Non négligeable, le choc serait tout de même plus acceptable pour la zone euro, puisque divisé par cinq. Bien entendu, il serait très inégal d’un pays à l’autre, l’Irlande subissant, par exemple, une amputation estimée de sa croissance huit fois supérieure à celle de l’Espagne[3]. Aussi les dispositifs d’accompagnement prévoient-ils de flécher les ressources communautaires disponibles (comme par exemple le Fonds européen pour les affaires maritimes et la pêche) vers les secteurs ou régions les plus touchés.
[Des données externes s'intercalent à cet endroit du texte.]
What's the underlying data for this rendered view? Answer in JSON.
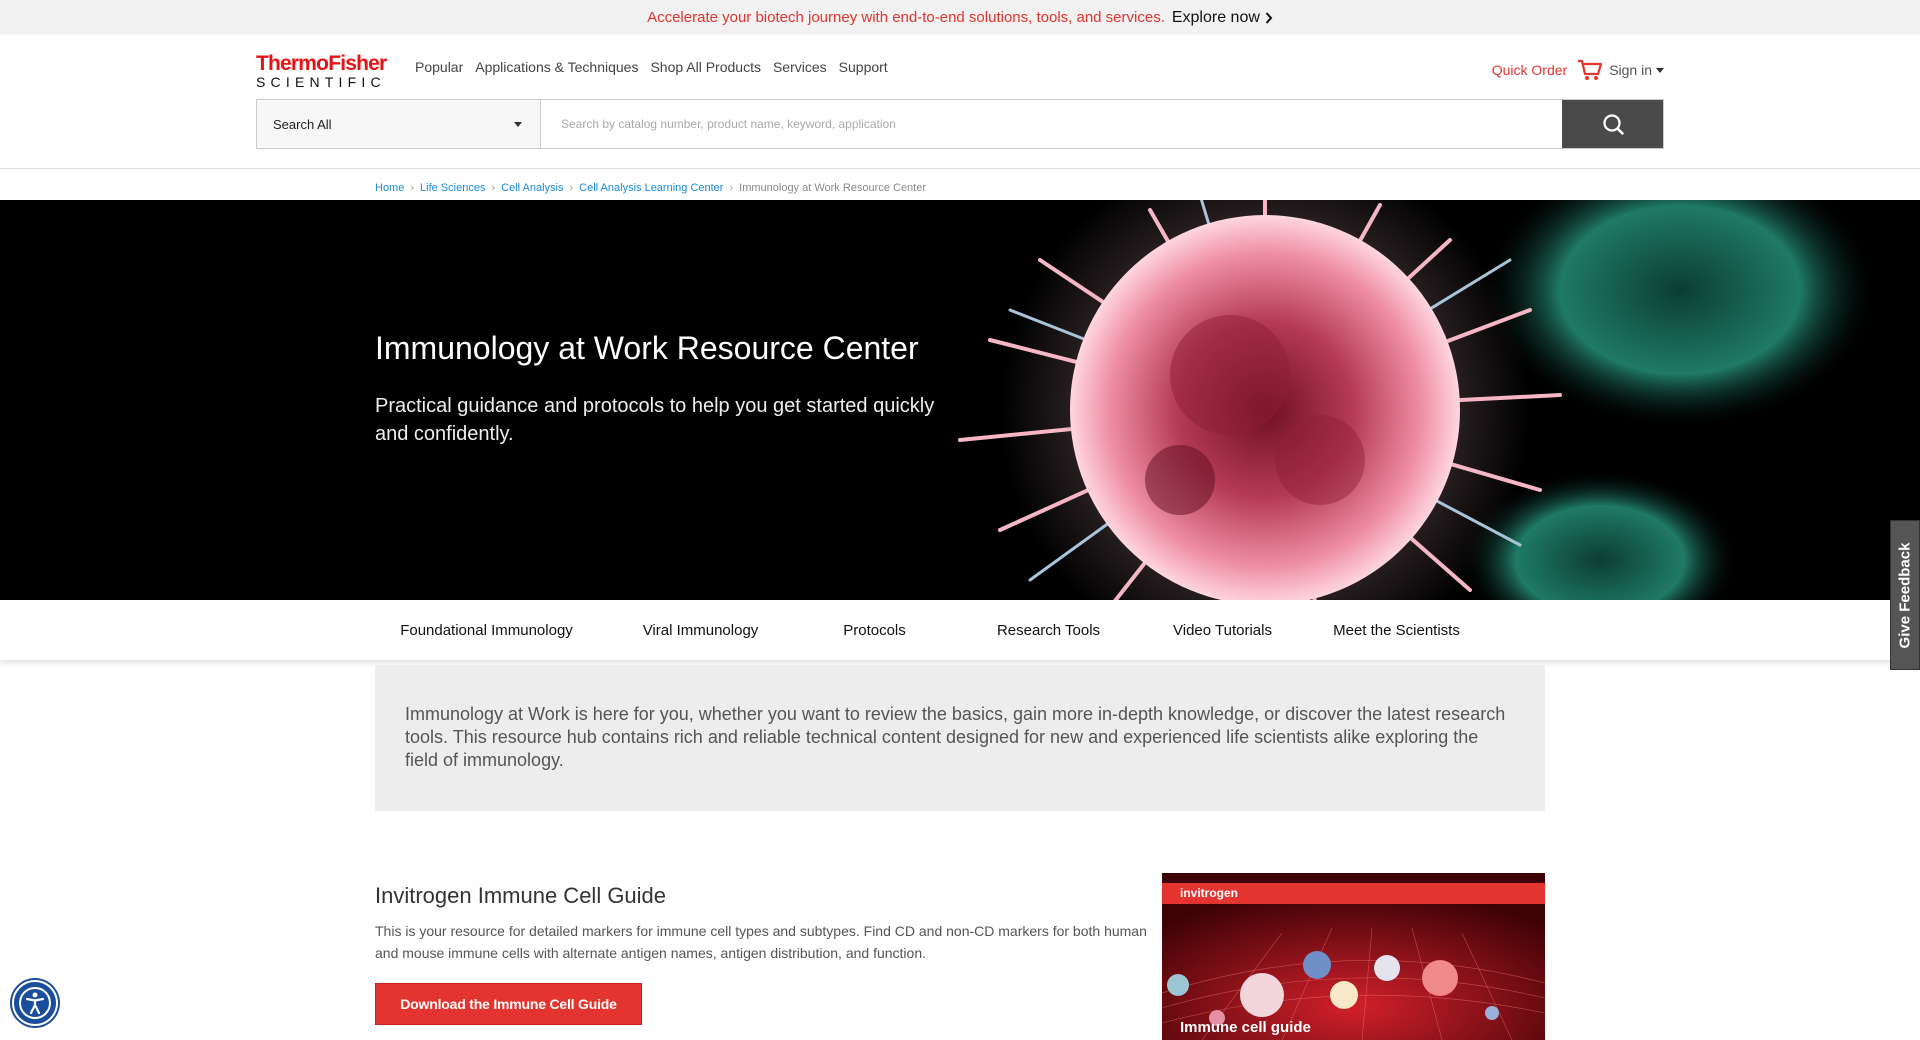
{
  "promo": {
    "message": "Accelerate your biotech journey with end-to-end solutions, tools, and services.",
    "cta": "Explore now"
  },
  "brand": {
    "line1": "ThermoFisher",
    "line2": "SCIENTIFIC",
    "accent": "#e3342f"
  },
  "nav": {
    "items": [
      "Popular",
      "Applications & Techniques",
      "Shop All Products",
      "Services",
      "Support"
    ]
  },
  "account": {
    "quick_order": "Quick Order",
    "sign_in": "Sign in"
  },
  "search": {
    "scope": "Search All",
    "placeholder": "Search by catalog number, product name, keyword, application"
  },
  "breadcrumb": {
    "items": [
      "Home",
      "Life Sciences",
      "Cell Analysis",
      "Cell Analysis Learning Center"
    ],
    "current": "Immunology at Work Resource Center"
  },
  "hero": {
    "title": "Immunology at Work Resource Center",
    "subtitle": "Practical guidance and protocols to help you get started quickly and confidently."
  },
  "tabs": [
    "Foundational Immunology",
    "Viral Immunology",
    "Protocols",
    "Research Tools",
    "Video Tutorials",
    "Meet the Scientists"
  ],
  "intro": {
    "text": "Immunology at Work is here for you, whether you want to review the basics, gain more in-depth knowledge, or discover the latest research tools. This resource hub contains rich and reliable technical content designed for new and experienced life scientists alike exploring the field of immunology."
  },
  "feature": {
    "title": "Invitrogen Immune Cell Guide",
    "description": "This is your resource for detailed markers for immune cell types and subtypes. Find CD and non-CD markers for both human and mouse immune cells with alternate antigen names, antigen distribution, and function.",
    "button": "Download the Immune Cell Guide",
    "image_brand": "invitrogen",
    "image_title": "Immune cell guide"
  },
  "feedback": {
    "label": "Give Feedback"
  },
  "icons": {
    "cart": "cart-icon",
    "search": "search-icon",
    "accessibility": "accessibility-icon"
  }
}
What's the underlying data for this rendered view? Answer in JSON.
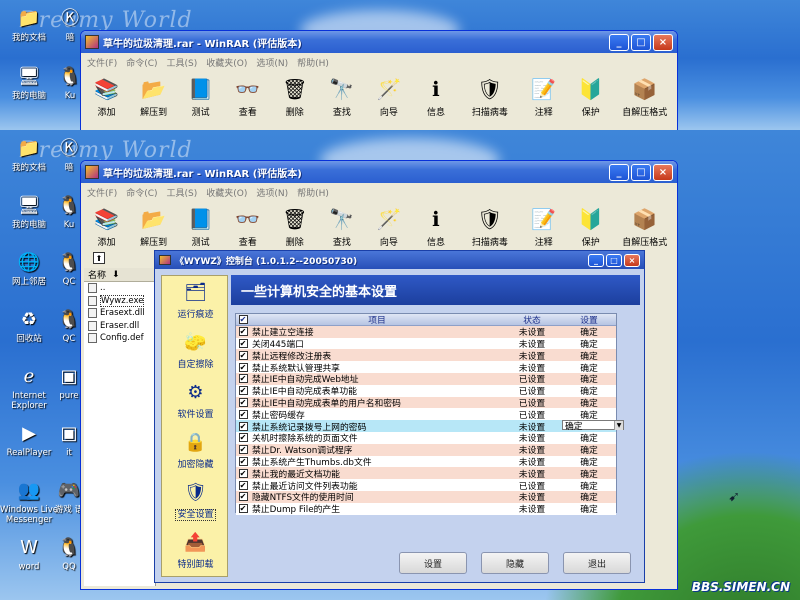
{
  "desktop": {
    "watermark": "Dreamy World",
    "site_watermark": "BBS.SIMEN.CN",
    "icons_top": [
      {
        "label": "我的文档",
        "icon": "folder-icon"
      },
      {
        "label": "我的电脑",
        "icon": "computer-icon"
      }
    ],
    "icons_top_col2": [
      {
        "label": "暗",
        "icon": "k-app-icon"
      },
      {
        "label": "Ku",
        "icon": "kugoo-icon"
      }
    ],
    "icons_bottom": [
      {
        "label": "我的文档",
        "icon": "folder-icon"
      },
      {
        "label": "我的电脑",
        "icon": "computer-icon"
      },
      {
        "label": "网上邻居",
        "icon": "network-icon"
      },
      {
        "label": "回收站",
        "icon": "recycle-bin-icon"
      },
      {
        "label": "Internet Explorer",
        "icon": "ie-icon"
      },
      {
        "label": "RealPlayer",
        "icon": "realplayer-icon"
      },
      {
        "label": "Windows Live Messenger",
        "icon": "messenger-icon"
      },
      {
        "label": "word",
        "icon": "word-icon"
      }
    ],
    "icons_bottom_col2": [
      {
        "label": "暗",
        "icon": "k-app-icon"
      },
      {
        "label": "Ku",
        "icon": "kugoo-icon"
      },
      {
        "label": "QC",
        "icon": "qq-icon"
      },
      {
        "label": "QC",
        "icon": "qq-icon"
      },
      {
        "label": "pure",
        "icon": "app-icon"
      },
      {
        "label": "it",
        "icon": "app-icon"
      },
      {
        "label": "游戏 语",
        "icon": "game-icon"
      },
      {
        "label": "QQ",
        "icon": "qq-icon"
      }
    ]
  },
  "winrar": {
    "title": "草牛的垃圾清理.rar - WinRAR (评估版本)",
    "menu": [
      "文件(F)",
      "命令(C)",
      "工具(S)",
      "收藏夹(O)",
      "选项(N)",
      "帮助(H)"
    ],
    "tools": [
      {
        "label": "添加",
        "icon": "add-archive-icon"
      },
      {
        "label": "解压到",
        "icon": "extract-icon"
      },
      {
        "label": "测试",
        "icon": "test-icon"
      },
      {
        "label": "查看",
        "icon": "view-icon"
      },
      {
        "label": "删除",
        "icon": "delete-icon"
      },
      {
        "label": "查找",
        "icon": "find-icon"
      },
      {
        "label": "向导",
        "icon": "wizard-icon"
      },
      {
        "label": "信息",
        "icon": "info-icon"
      },
      {
        "label": "扫描病毒",
        "icon": "scan-virus-icon"
      },
      {
        "label": "注释",
        "icon": "comment-icon"
      },
      {
        "label": "保护",
        "icon": "protect-icon"
      },
      {
        "label": "自解压格式",
        "icon": "sfx-icon"
      }
    ],
    "file_column_header": "名称",
    "files": [
      "..",
      "Wywz.exe",
      "Erasext.dll",
      "Eraser.dll",
      "Config.def"
    ]
  },
  "control_panel": {
    "title": "《WYWZ》控制台 (1.0.1.2--20050730)",
    "header": "一些计算机安全的基本设置",
    "sidebar": [
      {
        "label": "运行痕迹",
        "icon": "run-trace-icon"
      },
      {
        "label": "自定擦除",
        "icon": "custom-erase-icon"
      },
      {
        "label": "软件设置",
        "icon": "software-settings-icon"
      },
      {
        "label": "加密隐藏",
        "icon": "encrypt-hide-icon"
      },
      {
        "label": "安全设置",
        "icon": "security-settings-icon"
      },
      {
        "label": "特别卸载",
        "icon": "uninstall-icon"
      }
    ],
    "columns": {
      "item": "项目",
      "state": "状态",
      "setting": "设置"
    },
    "rows": [
      {
        "item": "禁止建立空连接",
        "state": "未设置",
        "setting": "确定"
      },
      {
        "item": "关闭445端口",
        "state": "未设置",
        "setting": "确定"
      },
      {
        "item": "禁止远程修改注册表",
        "state": "未设置",
        "setting": "确定"
      },
      {
        "item": "禁止系统默认管理共享",
        "state": "未设置",
        "setting": "确定"
      },
      {
        "item": "禁止IE中自动完成Web地址",
        "state": "已设置",
        "setting": "确定"
      },
      {
        "item": "禁止IE中自动完成表单功能",
        "state": "已设置",
        "setting": "确定"
      },
      {
        "item": "禁止IE中自动完成表单的用户名和密码",
        "state": "已设置",
        "setting": "确定"
      },
      {
        "item": "禁止密码缓存",
        "state": "已设置",
        "setting": "确定"
      },
      {
        "item": "禁止系统记录拨号上网的密码",
        "state": "未设置",
        "setting": "确定"
      },
      {
        "item": "关机时擦除系统的页面文件",
        "state": "未设置",
        "setting": "确定"
      },
      {
        "item": "禁止Dr. Watson调试程序",
        "state": "未设置",
        "setting": "确定"
      },
      {
        "item": "禁止系统产生Thumbs.db文件",
        "state": "未设置",
        "setting": "确定"
      },
      {
        "item": "禁止我的最近文档功能",
        "state": "未设置",
        "setting": "确定"
      },
      {
        "item": "禁止最近访问文件列表功能",
        "state": "已设置",
        "setting": "确定"
      },
      {
        "item": "隐藏NTFS文件的使用时间",
        "state": "未设置",
        "setting": "确定"
      },
      {
        "item": "禁止Dump File的产生",
        "state": "未设置",
        "setting": "确定"
      }
    ],
    "buttons": {
      "apply": "设置",
      "hide": "隐藏",
      "exit": "退出"
    }
  }
}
Un Brexit sans accord revenant à un saut dans l’inconnu, nul ne peut prétendre en mesurer les conséquences avec exactitude. Le travail économétrique sert donc à titre indicatif. Son mérite est cependant de montrer que l’aventure se terminerait mal pour à peu près tout le monde, ne faisant aucun gagnant, seulement différentes catégories de perdants. A l’approche du 31 octobre, la raison plutôt que l’envie devrait pousser les dirigeants du Royaume-Uni et l’UE à convenir d’un nouveau délai (le troisième) avant de divorcer… ou pas. Des élections générales anticipées pourraient être annoncées outre-Manche, les sondages plaçant pour l’heure Boris Johnson et le parti conservateur en tête des intentions de vote.
… le mal est fait
Quelle qu’en soit l’issue, l’affaire du Brexit aura déjà causé de nombreux de torts à l’économie britannique, difficilement réparables. Les transferts vers le Continent de l’Autorité bancaire européenne, de l’Agence européenne des médicaments, du centre de sécurité du système de positionnement par satellites Galileo, ou simplement des filiales et sièges sociaux de groupes voulant sécuriser leur accès au marché unique, sont autant d’allers vraisemblablement sans retour. Pour la première fois depuis la grande crise financière de 2008, la balance des paiements du Royaume-Uni enregistre de façon chronique des sorties nettes d’investissements directs étrangers.
Sur l’Ile, la conjoncture se dégrade. Les enquêtes auprès des entreprises sont restées mauvaises tout l’été, alors que le PIB s’était déjà contracté au deuxième trimestre. A 49,3 en septembre, l’indice des directeurs d’achats est au plus bas depuis dix ans, abstraction faite de son passage à vide de juillet 2016, après la victoire du « leave ».